Brexit has increased the chances for more policy easing from major central banks to prevent another global downturn, the same force that may thwart the Fed from raising rates this year.
Britain’s shock vote on June 23 led to a deep global market sell-off, sending sterling to a 31-year low, with funds pouring into safe-haven gold, other currencies - the dollar, yen and the Swiss franc - and government bonds.
Positioning numbers are telling a similar tale to the latest Reuters poll of 70 foreign exchange strategists, showing speculators have increased their bets in favor of the dollar at the expense of the euro and sterling.
“The consequences of the Brexit referendum are keeping the currency market on tenterhooks.
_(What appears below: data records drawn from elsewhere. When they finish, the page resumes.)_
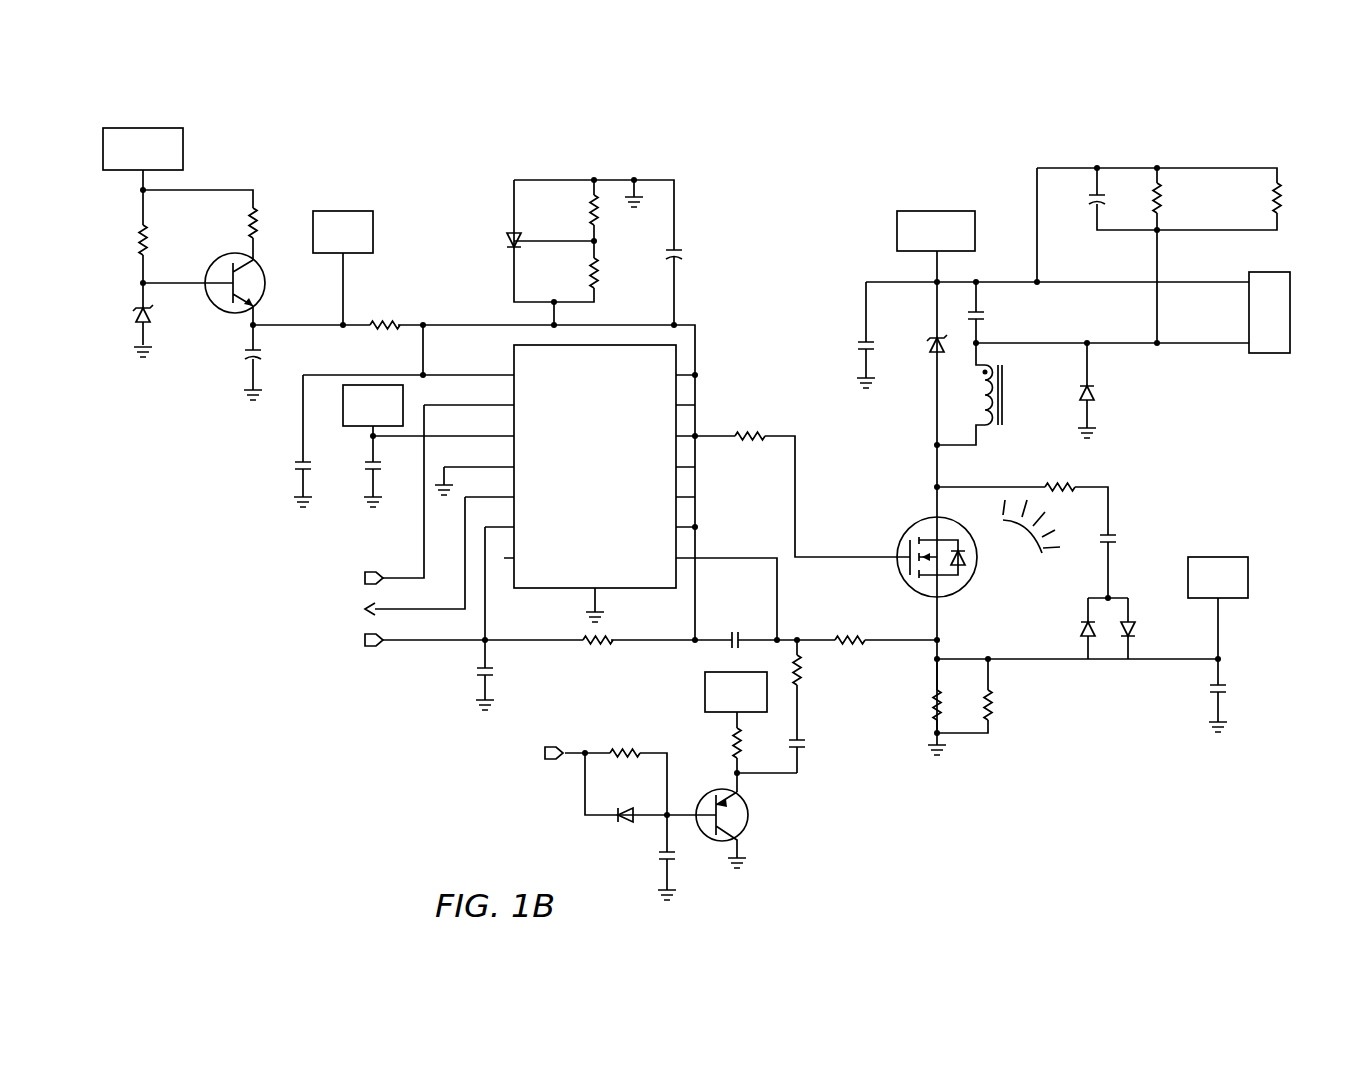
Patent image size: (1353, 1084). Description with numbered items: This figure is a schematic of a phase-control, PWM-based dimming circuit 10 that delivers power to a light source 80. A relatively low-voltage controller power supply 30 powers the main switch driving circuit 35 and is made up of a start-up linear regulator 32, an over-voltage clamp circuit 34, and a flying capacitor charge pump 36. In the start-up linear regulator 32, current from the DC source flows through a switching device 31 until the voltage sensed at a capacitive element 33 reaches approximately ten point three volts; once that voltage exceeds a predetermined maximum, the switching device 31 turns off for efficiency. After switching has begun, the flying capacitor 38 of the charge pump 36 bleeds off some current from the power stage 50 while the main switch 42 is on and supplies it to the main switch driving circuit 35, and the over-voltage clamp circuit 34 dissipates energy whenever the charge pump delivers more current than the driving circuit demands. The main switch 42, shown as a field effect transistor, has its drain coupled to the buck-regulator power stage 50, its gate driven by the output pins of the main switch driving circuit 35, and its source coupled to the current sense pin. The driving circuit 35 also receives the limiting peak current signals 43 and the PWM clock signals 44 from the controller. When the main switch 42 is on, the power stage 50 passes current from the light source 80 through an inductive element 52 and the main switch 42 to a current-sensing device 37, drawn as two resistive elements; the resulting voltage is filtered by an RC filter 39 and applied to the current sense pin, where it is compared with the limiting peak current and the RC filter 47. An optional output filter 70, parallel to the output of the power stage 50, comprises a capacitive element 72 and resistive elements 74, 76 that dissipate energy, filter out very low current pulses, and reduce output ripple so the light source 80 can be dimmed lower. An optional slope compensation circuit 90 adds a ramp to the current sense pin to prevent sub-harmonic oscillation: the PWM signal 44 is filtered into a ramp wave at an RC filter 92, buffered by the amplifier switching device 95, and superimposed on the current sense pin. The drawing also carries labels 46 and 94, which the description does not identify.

The dimming circuit 10 is at (1187, 869).
The controller power supply 30 is at (414, 267).
The switching device 31 is at (207, 277).
The start-up linear regulator 32 is at (274, 183).
The capacitive element 33 is at (267, 359).
The over-voltage clamp circuit 34 is at (716, 151).
The main switch driving circuit 35 is at (511, 364).
The flying capacitor charge pump 36 is at (1126, 695).
The current-sensing device 37 is at (968, 753).
The flying capacitor 38 is at (1118, 517).
The RC filter 39 is at (752, 541).
The main switch 42 is at (978, 572).
The limiting peak current signals 43 is at (370, 654).
The PWM clock signals 44 is at (372, 572).
The capacitor C25 46 is at (479, 690).
The RC filter 47 is at (412, 673).
The power stage 50 is at (905, 458).
The inductive element 52 is at (992, 430).
The output filter 70 is at (1279, 127).
The capacitive element 72 is at (1090, 210).
The resistive element 74 is at (1165, 206).
The resistive element 76 is at (1285, 206).
The light source 80 is at (1292, 313).
The slope compensation circuit 90 is at (768, 888).
The RC filter 92 is at (660, 730).
The RC network R14 and C36 94 is at (822, 703).
The switching device 95 is at (745, 828).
Post-Brexit vote uncertainty is also casting its shadow over the Fed outlook,” wrote Ulrich Leuchtmann, head of FX research at Commerzbank.
“Financial markets have now priced out Fed interest hikes in the foreseeable future, which is currently offset in exchange rates by increased safe-haven USD demand.”
The euro EUR= is forecast to trade around the $1.10 in a month from Tuesday's $1.11, weaken to $1.08 in three months and then a bit further to $1.07 in a year.
Those expectations are the weakest since March and even the number of analysts expecting the single currency to weaken has increased compared with previous months, suggesting more easing to come from the European Central Bank.
Even the Bank of Japan is expected to expand its monetary easing as the yen has surged almost 15 percent against the dollar this year.
The yen’s traditional status as a safe haven when markets are in turmoil means if the broad global markets sell-off continues, it could easily strengthen.
Still, FX analysts are clinging on to their weaker yen outlook, mostly on account of a stronger dollar view, despite a blistering rally in the yen this year.
Trading at 101.9 on Tuesday, the yen is forecast in the poll to weaken to 103.0 in three months, 105.0 in six months and drop to 108.0 in a year.
Those predictions are slightly stronger compared to those from a month ago and there are more analysts in the latest poll forecasting the yen to strengthen to below the 100 per dollar mark over the coming year.
Meanwhile the outlook for UK interest rates and the pound has turned completely on Britons’ vote to leave the EU, with a rate cut now on the cards latest by September.
Sterling is expected to slide further to $1.27 by year-end from the current $1.31 on Tuesday. Forecasts were also in wide range of $1.07-$1.57 in 12 months, underscoring the risks emanating from Brexit.
Still, a majority, 49 of 54 analysts, do not expect Brexit to turn into another full-blown financial market crisis.
“Is certainly a lot more likely,” said Kristian Foged Schmidt, currency analyst at Jyske Bank.
“Brexit is a ‘step 1’. Further steps towards crisis are no way certain, but the further we go down the stairs, the more likely a larger crisis gets. For now this is not a main scenario, but only a risk scenario that has become much more likely.”